CHICAGO -- The Chicago Cubs’ new look on defense Monday could be one to help them get some more offense for the remainder of the season.
“I’m not too worried about that,” LaHair said. “I’ll put in the work now and I’ve played the outfield quite a bit in my life. It should be a pretty minor adjustment for me.”
Despite the windy conditions, LaHair looked like a natural in the first inning when he broke back on a drive from Gordon Beckham and caught the ball in stride on the warning track. He wasn’t affected at the plate either, hitting a home run in the third inning.
Last season when LaHair was called up to the major leagues he played in right field nine times and in left field five times.
“Obviously LaHair playing right field is something that eventually may happen,” Cubs manager Dale Sveum said. “There is a day Rizzo is going to be here so we need to get [LaHair] acclimated to the outfield.”

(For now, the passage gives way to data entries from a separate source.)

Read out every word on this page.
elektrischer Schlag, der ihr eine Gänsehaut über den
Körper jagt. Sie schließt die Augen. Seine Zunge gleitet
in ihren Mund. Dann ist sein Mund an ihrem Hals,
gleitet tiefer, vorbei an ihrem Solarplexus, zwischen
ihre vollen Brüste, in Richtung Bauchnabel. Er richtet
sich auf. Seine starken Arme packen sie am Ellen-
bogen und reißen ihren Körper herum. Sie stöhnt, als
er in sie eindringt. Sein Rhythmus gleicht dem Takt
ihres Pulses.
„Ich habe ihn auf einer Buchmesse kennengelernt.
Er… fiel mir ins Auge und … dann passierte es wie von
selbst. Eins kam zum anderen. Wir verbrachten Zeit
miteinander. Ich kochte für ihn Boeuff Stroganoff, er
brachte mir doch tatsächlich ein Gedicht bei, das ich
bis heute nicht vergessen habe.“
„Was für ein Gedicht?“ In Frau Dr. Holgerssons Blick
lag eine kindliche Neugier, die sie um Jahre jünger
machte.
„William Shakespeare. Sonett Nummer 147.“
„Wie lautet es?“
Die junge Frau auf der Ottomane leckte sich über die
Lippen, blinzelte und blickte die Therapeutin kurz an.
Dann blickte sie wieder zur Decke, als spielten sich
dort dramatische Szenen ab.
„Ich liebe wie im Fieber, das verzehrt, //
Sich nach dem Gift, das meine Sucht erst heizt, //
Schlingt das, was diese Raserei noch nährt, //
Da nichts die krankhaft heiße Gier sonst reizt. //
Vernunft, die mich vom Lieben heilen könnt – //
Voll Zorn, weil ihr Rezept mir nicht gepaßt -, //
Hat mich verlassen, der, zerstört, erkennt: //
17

The 24-year-old Rizzo has been tearing up Triple-A pitching all season, leading all minor leaguers with 23 home runs heading into play Monday. He is batting .364 with 59 RBIs and a 1.170 OPS.
Rizzo had big minor league numbers in 2011 during his time in the San Diego Padres organization and then struggled in his two months at the big league level. Cubs officials are preparing for a better result from the slick-fielding Rizzo.
“You have to look at what happened last year,” president of baseball operations Theo Epstein said on Monday. “He was rushed a little bit, came up and then struggled, so it is important to put players in a position to succeed when potentially we do make a move.”
If Rizzo is called up to the major leagues before Saturday he will qualify for free agency in 2017 instead of 2018. A recall any time after Friday gives him one more season of club control. Nobody with the Cubs was willing to say that’s why the red-hot Rizzo has still not arrived despite numbers that have begged for a promotion. Epstein and general manager Jed Hoyer said it comes down to the player's readiness.
“There is not much about that, you just have to focus on their individual player development plan,” Epstein said. “Certain players are going to come up and there will be a certain adjustment period anyway, so I don’t think you can worry about putting them in perfect scenarios.
“It was either Mickey Mantle or Willie Mays or both that started out 1-for-50 and wanted to quit and go home. With young players you do everything you can to develop them till you’re confident they are ready. Then you let them go.”
The other area that concerns the Cubs business office is season ticket sales in 2013 and beyond. The fan base could start getting a little antsy with ticket prices still in the top 5 highest in baseball and the product on the field among the worst. A view of top young prospects like Rizzo is needed to keep the fans focused on how good the future can be, while Epstein and company build up the talent as quickly as they can.